"$1" is empty when running bash -c scriptname arg

Question

I was trying to develop a simple bash script where one positional parameter is used. But for no reason the parameter is empty. The bash script is given bellow.

#!/bin/bash
ulimit -s hard
if [ "$1" != "" ]; then
    echo "Positional parameter 1 contains something"
else
    echo "Positional parameter 1 is empty"
fi
root="$(dirname "$(readlink -f "$1")")"
dir="$(basename "$(readlink -f "$1")")"
path=$root/$dir
echo $path

While I was running the script file in the following way, it shows empty strings.

I was using bash -c command since i need to run the bash script from a java code using ProcessBuilder Class.

I know very little about bash scripting and I tried in more simpler way like:

root=`dirname $1`
dir=`basename $1`
path=$root/$dir

But the result is all the same.

Answer 1

From the bash documentation:

If the -c option is present, then commands are read from string.
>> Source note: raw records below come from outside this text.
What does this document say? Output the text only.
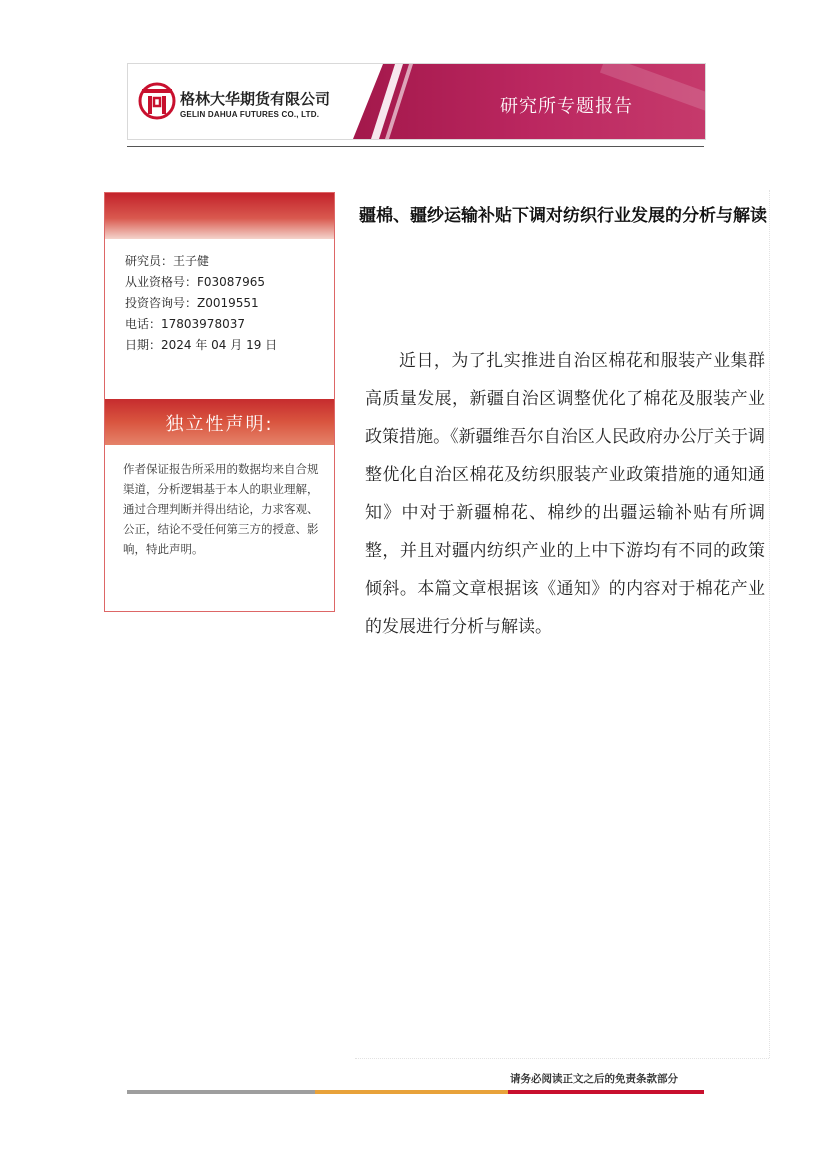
格林大华期货有限公司
GELIN DAHUA FUTURES CO., LTD.	研究所专题报告
研究员：王子健
从业资格号：F03087965
投资咨询号：Z0019551
电话：17803978037
日期：2024 年 04 月 19 日
独立性声明:
作者保证报告所采用的数据均来自合规渠道，分析逻辑基于本人的职业理解，通过合理判断并得出结论，力求客观、公正，结论不受任何第三方的授意、影响，特此声明。
疆棉、疆纱运输补贴下调对纺织行业发展的分析与解读
近日，为了扎实推进自治区棉花和服装产业集群高质量发展，新疆自治区调整优化了棉花及服装产业政策措施。《新疆维吾尔自治区人民政府办公厅关于调整优化自治区棉花及纺织服装产业政策措施的通知通知》中对于新疆棉花、棉纱的出疆运输补贴有所调整，并且对疆内纺织产业的上中下游均有不同的政策倾斜。本篇文章根据该《通知》的内容对于棉花产业的发展进行分析与解读。
请务必阅读正文之后的免责条款部分
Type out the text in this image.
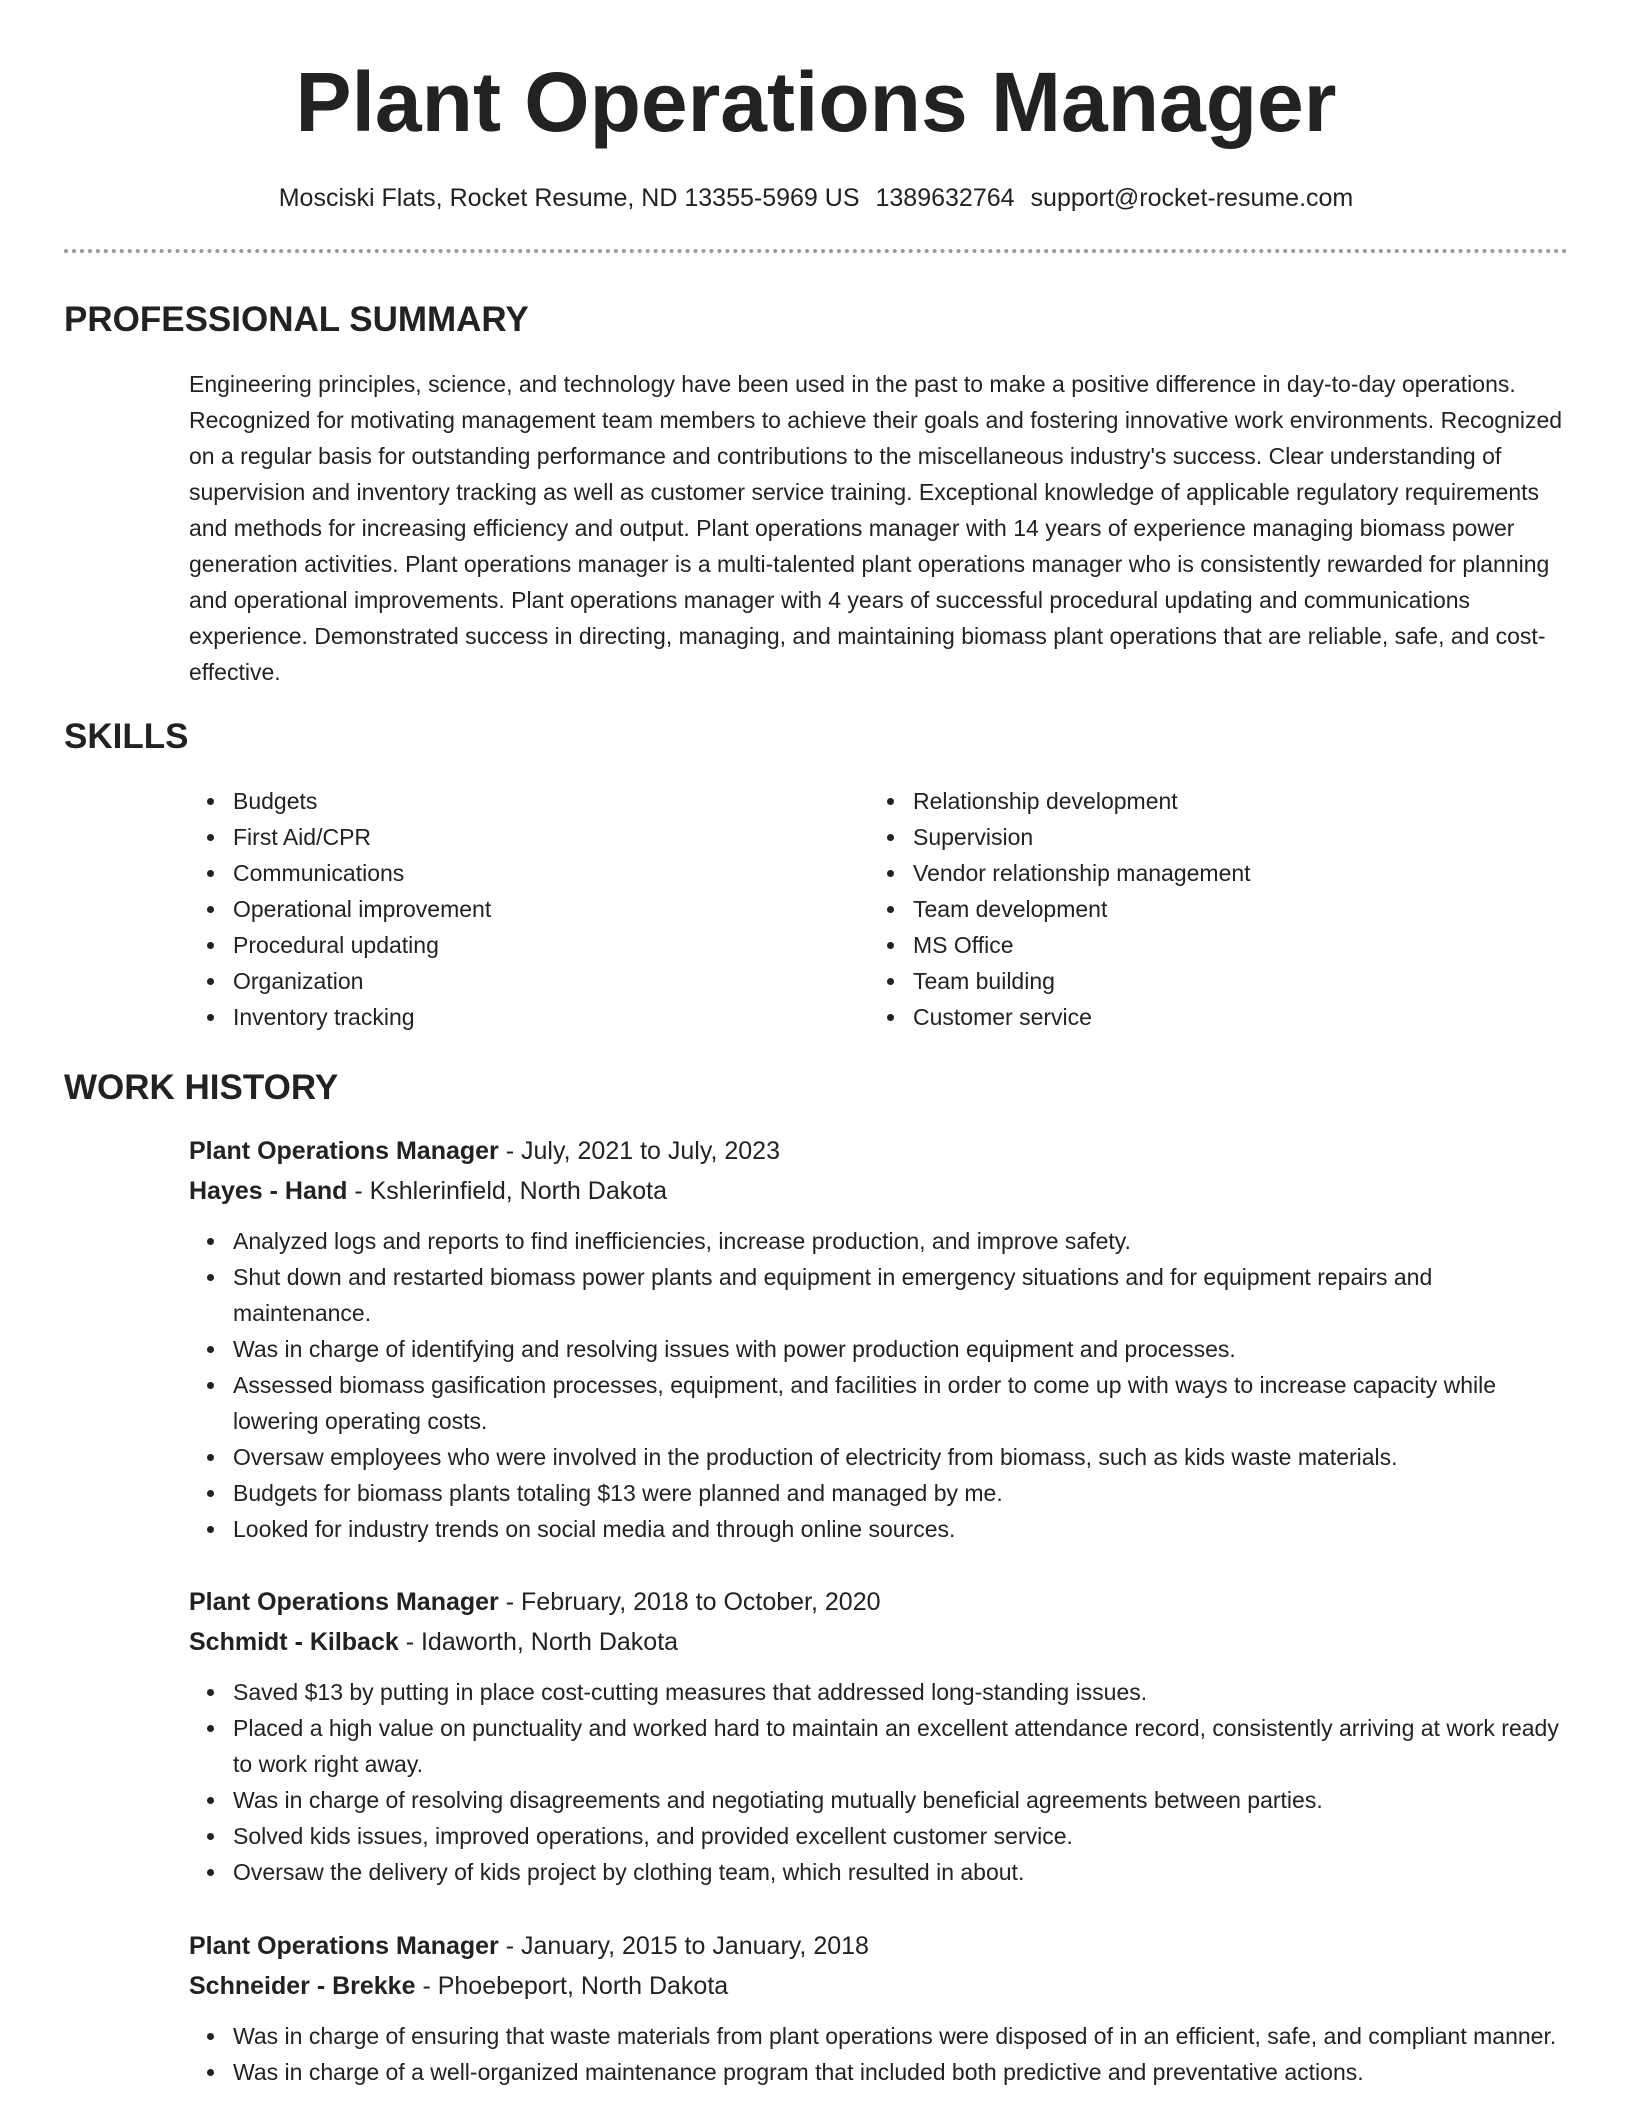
Plant Operations Manager
Mosciski Flats, Rocket Resume, ND 13355-5969 US 1389632764 support@rocket-resume.com
PROFESSIONAL SUMMARY

Engineering principles, science, and technology have been used in the past to make a positive difference in day-to-day operations. Recognized for motivating management team members to achieve their goals and fostering innovative work environments. Recognized on a regular basis for outstanding performance and contributions to the miscellaneous industry's success. Clear understanding of supervision and inventory tracking as well as customer service training. Exceptional knowledge of applicable regulatory requirements and methods for increasing efficiency and output. Plant operations manager with 14 years of experience managing biomass power generation activities. Plant operations manager is a multi-talented plant operations manager who is consistently rewarded for planning and operational improvements. Plant operations manager with 4 years of successful procedural updating and communications experience. Demonstrated success in directing, managing, and maintaining biomass plant operations that are reliable, safe, and cost-effective.

SKILLS
Budgets
First Aid/CPR
Communications
Operational improvement
Procedural updating
Organization
Inventory tracking
Relationship development
Supervision
Vendor relationship management
Team development
MS Office
Team building
Customer service
WORK HISTORY
Plant Operations Manager - July, 2021 to July, 2023
Hayes - Hand - Kshlerinfield, North Dakota
Analyzed logs and reports to find inefficiencies, increase production, and improve safety.
Shut down and restarted biomass power plants and equipment in emergency situations and for equipment repairs and maintenance.
Was in charge of identifying and resolving issues with power production equipment and processes.
Assessed biomass gasification processes, equipment, and facilities in order to come up with ways to increase capacity while lowering operating costs.
Oversaw employees who were involved in the production of electricity from biomass, such as kids waste materials.
Budgets for biomass plants totaling $13 were planned and managed by me.
Looked for industry trends on social media and through online sources.
Plant Operations Manager - February, 2018 to October, 2020
Schmidt - Kilback - Idaworth, North Dakota
Saved $13 by putting in place cost-cutting measures that addressed long-standing issues.
Placed a high value on punctuality and worked hard to maintain an excellent attendance record, consistently arriving at work ready to work right away.
Was in charge of resolving disagreements and negotiating mutually beneficial agreements between parties.
Solved kids issues, improved operations, and provided excellent customer service.
Oversaw the delivery of kids project by clothing team, which resulted in about.
Plant Operations Manager - January, 2015 to January, 2018
Schneider - Brekke - Phoebeport, North Dakota
Was in charge of ensuring that waste materials from plant operations were disposed of in an efficient, safe, and compliant manner.
Was in charge of a well-organized maintenance program that included both predictive and preventative actions.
If there are arguments after the string, they are assigned to the positional parameters, starting with $0.

The emphasis here is in the original, which is nice since it's a bit surprising, but we can see it with:

bash -c 'echo zero: $0 one: $1 two: $2' a b c

which produces:

zero: a one: b two: c

as output.

In short, you should be inserting an extra argument to take up the $0 position, or adjusting all your argument numbers (I'd go for the former solution).